A specific class of Cl-PAHs, polychlorinated naphthalenes (PCNs), are persistent, bioaccumulative, and toxic contaminants that have been reported to occur in a wide variety of environmental and biological matrixes. Cl-PAHs with three to five rings have been reported to occur in air from road tunnels, sediment, snow, and kraft pulp mills.

Recently, the occurrence of particulate Cl-PAHs has been investigated. Results have shown that most particulate Cl-PAH concentration detected in urban air tended to be high in colder seasons and low in warmer seasons. This study also determined through compositional analysis that relatively low molecular weight Cl-PAHs dominated in warmer seasons and high molecular weight Cl-PAHs dominated in colder seasons.

== Toxicity ==

Some Cl-PAHs have structural similarities to dioxins, they are suspected of having similar toxicities. These types of compounds are known to be carcinogenic, mutagenic, and teratogenic. Toxicological studies have shown that some Cl-PAHs possess greater mutagenicity, aryl-hydorcarbon receptor activity, and dioxin-like toxicity than the corresponding parent PAHs.

The relative potency of three ring Cl-PAHs was found to increase with increasing degree of chlorination as well as with increasing degree of chlorination. However, the relative potencies of the most toxic Cl-PAHs assessed up to now have been found to be 100,000-fold lower than the relative potency of 2,3,7,8-tetrachlorodibenzo-p-dioxin (TCDD). Even though Cl-PAHs aren’t as toxic as TCDD, it has been determined using recombinant bacterial cells that the toxicities of exposure to Cl-PAHs based on AhR activity were approximately 30-50 times higher than that of dioxins. Cl-PAHs demonstrate a high enough toxicity to be a potential health risk to human populations that come into contact with them.

== DNA interaction ==

One of the well-established mechanisms by which chlorinated polycyclic aromatic hydrocarbons can exert their toxic effects is via the function of the aryl hydrocarbon receptor (AhR). The AhR-mediated activities of Cl-PAHs have been determined by using yeast assay systems. Aryl Hydrocarbon Receptor (AhR) is a cytosolic, ligand-activated transcription receptor. Cl-PAHs have the ability to bind to and activate the AhR. The biological pathway involves translocation of the activated AhR to the nucleus. In the nucleus, the AhR binds with the AhR nuclear translator protein to form a heterodimer. This process leads to transcriptional modulation of genes, causing adverse changes in cellular processes and function.

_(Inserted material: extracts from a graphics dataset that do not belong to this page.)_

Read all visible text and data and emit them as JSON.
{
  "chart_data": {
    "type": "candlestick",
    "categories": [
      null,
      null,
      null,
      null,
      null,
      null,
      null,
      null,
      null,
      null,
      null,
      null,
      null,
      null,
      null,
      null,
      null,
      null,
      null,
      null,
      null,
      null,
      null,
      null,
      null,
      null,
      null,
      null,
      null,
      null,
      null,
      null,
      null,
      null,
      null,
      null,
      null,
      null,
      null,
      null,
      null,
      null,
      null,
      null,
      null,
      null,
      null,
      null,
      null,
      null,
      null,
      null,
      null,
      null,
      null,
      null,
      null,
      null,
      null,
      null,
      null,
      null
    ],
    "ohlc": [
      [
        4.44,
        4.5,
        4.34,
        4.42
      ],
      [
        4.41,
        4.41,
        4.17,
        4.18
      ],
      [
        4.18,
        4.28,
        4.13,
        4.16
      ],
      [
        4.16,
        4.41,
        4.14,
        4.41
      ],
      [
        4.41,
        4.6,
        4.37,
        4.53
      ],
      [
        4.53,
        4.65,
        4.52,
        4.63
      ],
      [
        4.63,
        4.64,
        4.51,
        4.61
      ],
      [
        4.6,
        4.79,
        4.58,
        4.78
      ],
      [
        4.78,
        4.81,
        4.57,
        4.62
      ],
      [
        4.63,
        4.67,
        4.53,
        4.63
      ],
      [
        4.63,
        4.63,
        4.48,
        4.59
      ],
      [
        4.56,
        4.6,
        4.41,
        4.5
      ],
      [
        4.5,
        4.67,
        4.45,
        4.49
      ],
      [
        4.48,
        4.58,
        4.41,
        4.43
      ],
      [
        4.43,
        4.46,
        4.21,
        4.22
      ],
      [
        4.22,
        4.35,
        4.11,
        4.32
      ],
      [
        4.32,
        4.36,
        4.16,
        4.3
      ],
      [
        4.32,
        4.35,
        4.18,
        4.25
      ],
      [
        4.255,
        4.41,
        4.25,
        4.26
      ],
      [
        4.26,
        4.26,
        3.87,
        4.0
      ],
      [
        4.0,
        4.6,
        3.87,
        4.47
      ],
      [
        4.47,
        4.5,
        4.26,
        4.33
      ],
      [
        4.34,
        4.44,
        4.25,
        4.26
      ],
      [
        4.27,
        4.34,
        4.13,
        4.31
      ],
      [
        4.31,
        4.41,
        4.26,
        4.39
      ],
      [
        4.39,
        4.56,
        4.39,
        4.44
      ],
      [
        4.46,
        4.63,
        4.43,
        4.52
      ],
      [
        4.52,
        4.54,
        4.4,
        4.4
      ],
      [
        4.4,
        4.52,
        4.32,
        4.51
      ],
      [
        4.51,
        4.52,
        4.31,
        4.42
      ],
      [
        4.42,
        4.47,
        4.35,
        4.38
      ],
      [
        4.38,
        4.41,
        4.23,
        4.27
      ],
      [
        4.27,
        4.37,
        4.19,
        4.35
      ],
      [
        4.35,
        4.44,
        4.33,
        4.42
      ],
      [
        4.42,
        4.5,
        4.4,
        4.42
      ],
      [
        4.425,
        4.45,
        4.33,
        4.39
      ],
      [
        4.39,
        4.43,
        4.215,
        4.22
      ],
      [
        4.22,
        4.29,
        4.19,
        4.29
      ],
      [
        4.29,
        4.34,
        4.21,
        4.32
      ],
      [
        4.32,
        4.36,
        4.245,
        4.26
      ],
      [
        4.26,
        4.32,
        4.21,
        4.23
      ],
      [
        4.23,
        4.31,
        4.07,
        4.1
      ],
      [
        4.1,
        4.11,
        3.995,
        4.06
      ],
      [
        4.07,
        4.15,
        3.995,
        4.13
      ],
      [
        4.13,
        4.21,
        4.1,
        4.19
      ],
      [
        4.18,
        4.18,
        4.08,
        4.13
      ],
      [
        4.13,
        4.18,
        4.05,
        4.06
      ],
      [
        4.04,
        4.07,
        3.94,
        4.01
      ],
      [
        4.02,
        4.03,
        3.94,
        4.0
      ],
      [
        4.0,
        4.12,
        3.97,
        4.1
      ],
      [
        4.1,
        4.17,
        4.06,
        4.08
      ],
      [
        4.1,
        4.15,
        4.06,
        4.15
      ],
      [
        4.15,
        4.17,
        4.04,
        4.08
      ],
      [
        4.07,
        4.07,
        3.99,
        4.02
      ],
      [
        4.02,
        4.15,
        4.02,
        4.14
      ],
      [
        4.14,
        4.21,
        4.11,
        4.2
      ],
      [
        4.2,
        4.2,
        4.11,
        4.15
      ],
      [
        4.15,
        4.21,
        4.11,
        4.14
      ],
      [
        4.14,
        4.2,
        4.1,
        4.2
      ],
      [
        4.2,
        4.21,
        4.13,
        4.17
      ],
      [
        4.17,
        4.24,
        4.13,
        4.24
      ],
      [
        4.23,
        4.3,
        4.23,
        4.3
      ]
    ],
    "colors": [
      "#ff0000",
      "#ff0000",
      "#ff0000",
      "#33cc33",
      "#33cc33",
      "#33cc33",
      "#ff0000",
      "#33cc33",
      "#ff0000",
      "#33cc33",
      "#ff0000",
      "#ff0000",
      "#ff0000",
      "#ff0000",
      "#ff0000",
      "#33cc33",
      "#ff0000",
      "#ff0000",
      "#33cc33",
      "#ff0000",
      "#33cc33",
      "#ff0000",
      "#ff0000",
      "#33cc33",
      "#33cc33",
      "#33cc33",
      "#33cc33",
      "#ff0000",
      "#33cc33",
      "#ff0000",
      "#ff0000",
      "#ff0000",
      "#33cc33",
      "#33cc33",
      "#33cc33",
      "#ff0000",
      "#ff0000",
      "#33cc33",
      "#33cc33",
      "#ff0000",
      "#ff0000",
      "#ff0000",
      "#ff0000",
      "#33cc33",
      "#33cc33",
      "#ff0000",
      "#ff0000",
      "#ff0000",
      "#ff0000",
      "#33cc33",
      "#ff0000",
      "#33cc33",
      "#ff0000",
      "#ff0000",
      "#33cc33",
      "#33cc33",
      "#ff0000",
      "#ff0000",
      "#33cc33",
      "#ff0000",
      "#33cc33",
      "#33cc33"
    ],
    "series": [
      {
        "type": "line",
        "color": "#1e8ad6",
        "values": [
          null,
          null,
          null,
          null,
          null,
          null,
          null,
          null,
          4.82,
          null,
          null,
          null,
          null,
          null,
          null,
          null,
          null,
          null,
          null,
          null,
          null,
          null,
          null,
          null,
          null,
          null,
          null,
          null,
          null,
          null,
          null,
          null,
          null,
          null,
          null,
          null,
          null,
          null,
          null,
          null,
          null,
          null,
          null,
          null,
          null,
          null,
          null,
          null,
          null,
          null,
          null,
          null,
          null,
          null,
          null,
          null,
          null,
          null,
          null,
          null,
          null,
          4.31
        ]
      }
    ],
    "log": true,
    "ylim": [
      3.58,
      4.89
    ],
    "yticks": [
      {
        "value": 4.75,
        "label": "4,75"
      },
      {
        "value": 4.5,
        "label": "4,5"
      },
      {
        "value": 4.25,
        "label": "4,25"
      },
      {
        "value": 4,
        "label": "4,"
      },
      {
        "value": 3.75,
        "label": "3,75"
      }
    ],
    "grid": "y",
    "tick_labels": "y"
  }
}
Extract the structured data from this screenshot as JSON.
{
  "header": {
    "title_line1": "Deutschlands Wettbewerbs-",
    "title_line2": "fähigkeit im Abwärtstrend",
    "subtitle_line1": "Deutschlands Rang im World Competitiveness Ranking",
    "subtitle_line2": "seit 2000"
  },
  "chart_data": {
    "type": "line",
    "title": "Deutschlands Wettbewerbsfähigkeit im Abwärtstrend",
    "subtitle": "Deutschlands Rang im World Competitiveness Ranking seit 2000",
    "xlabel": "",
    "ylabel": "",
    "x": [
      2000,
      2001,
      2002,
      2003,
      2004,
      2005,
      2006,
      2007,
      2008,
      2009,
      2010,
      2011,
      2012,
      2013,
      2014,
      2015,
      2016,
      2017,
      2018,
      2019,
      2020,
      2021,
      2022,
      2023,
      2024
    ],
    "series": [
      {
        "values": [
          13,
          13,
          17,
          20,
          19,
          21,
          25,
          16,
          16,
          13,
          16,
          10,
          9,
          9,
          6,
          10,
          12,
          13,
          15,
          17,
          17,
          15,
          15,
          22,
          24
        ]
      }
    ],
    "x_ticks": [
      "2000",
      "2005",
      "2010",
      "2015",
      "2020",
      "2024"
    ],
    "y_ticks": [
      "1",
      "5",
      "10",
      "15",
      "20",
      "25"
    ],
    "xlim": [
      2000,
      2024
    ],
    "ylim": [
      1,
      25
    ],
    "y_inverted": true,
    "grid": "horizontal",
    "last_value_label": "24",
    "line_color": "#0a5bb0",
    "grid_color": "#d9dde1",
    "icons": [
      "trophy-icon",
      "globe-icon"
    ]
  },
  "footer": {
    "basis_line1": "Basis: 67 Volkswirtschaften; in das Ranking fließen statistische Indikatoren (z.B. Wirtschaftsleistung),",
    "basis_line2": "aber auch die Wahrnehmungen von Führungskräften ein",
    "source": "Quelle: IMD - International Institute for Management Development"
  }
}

Several Cl-PAHs have been determined to be AhR-active. One such Cl-PAH, 6-chlorochrysene, has been shown to have a high affinity for the Ah receptor and to be a potent AHH inducer. Therefore, Cl-PAHs may be toxic to humans, and it is important to better understand their behavior in the environment.

Several Cl-PAHs have also been found to exhibit mutagenic activity toward Salmonella typhimurium in the Ames assay.